Apart from Brexit, Johnson’s main international cause has been Ukraine. He has been one of the most prominent allies of President Volodymyr Zelenskyy, and Britain has backed up the rhetoric with billions in military and humanitarian aid to help the country resist Russia’s invasion. The support has made Johnson a popular figure in Ukraine, though critics say any other British leader would have followed the same policy.
Johnson’s domestic policy achievements were few. His administration was chaotic, wracked by factionalism and constantly in crisis mode, as a lifelong record of bending and breaking rules finally caught up with him.
He brazened out public anger at lockdown-breaching parties in Downing Street during the pandemic, for which he was fined by police.

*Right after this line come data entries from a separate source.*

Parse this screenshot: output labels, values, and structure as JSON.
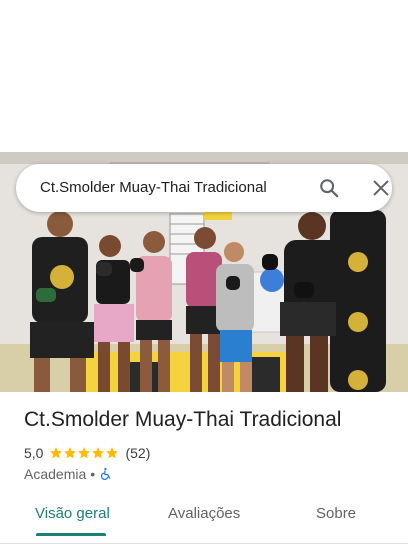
{
  "search": {
    "query": "Ct.Smolder Muay-Thai Tradicional"
  },
  "place": {
    "title": "Ct.Smolder Muay-Thai Tradicional",
    "rating": "5,0",
    "stars": 5,
    "review_count": "(52)",
    "category": "Academia",
    "separator": "•"
  },
  "tabs": [
    {
      "label": "Visão geral",
      "active": true
    },
    {
      "label": "Avaliações",
      "active": false
    },
    {
      "label": "Sobre",
      "active": false
    }
  ],
  "colors": {
    "accent": "#1a7f78",
    "star": "#fbbc04",
    "wheelchair": "#1a73e8"
  },
  "icons": {
    "search": "search-icon",
    "close": "close-icon",
    "wheelchair": "wheelchair-accessible-icon"
  }
}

But his appointment to a key job of a politician who had been accused of sexual misconduct proved a scandal too far for Conservative lawmakers, who forced him out.
Critics said it was a long-overdue comeuppance for a politician who debased British politics with his populist disregard for ethics and the truth.
“The tragedy is that whoever replaces Johnson will inevitably be someone who tolerated his mendacity, corruption and incompetence for years,” Cambridge University history professor Richard Evans wrote in the New Statesman. “The mess Boris Johnson has left behind will take a long time to clear up.”
But another Cambridge historian, Robert Tombs, said Johnson might one day be seen as “a much underrated politician” — especially if he publishes his own account of his time in office.
“The overriding theme will be that, though afflicted with human frailties, he was right when it mattered,” Tombs wrote on the Spiked website.
Johnson, 58, has tried to sound philosophical about his exit. “Them’s the breaks,” he said with a shrug as he announced his resignation on July 7. But he has made clear that he does not want to leave, blaming a “herd” mentality among Conservative colleagues for the “eccentric” decision to oust him.
He remains a member of Parliament, and some Conservatives believe he could try to return as leader if his successor falters.
Fielding said such a comeback would be almost unprecedented in British history.
“You’d think in a sane and rational political culture that would be impossible,” he said. “But that’s not what Britain is at the moment.”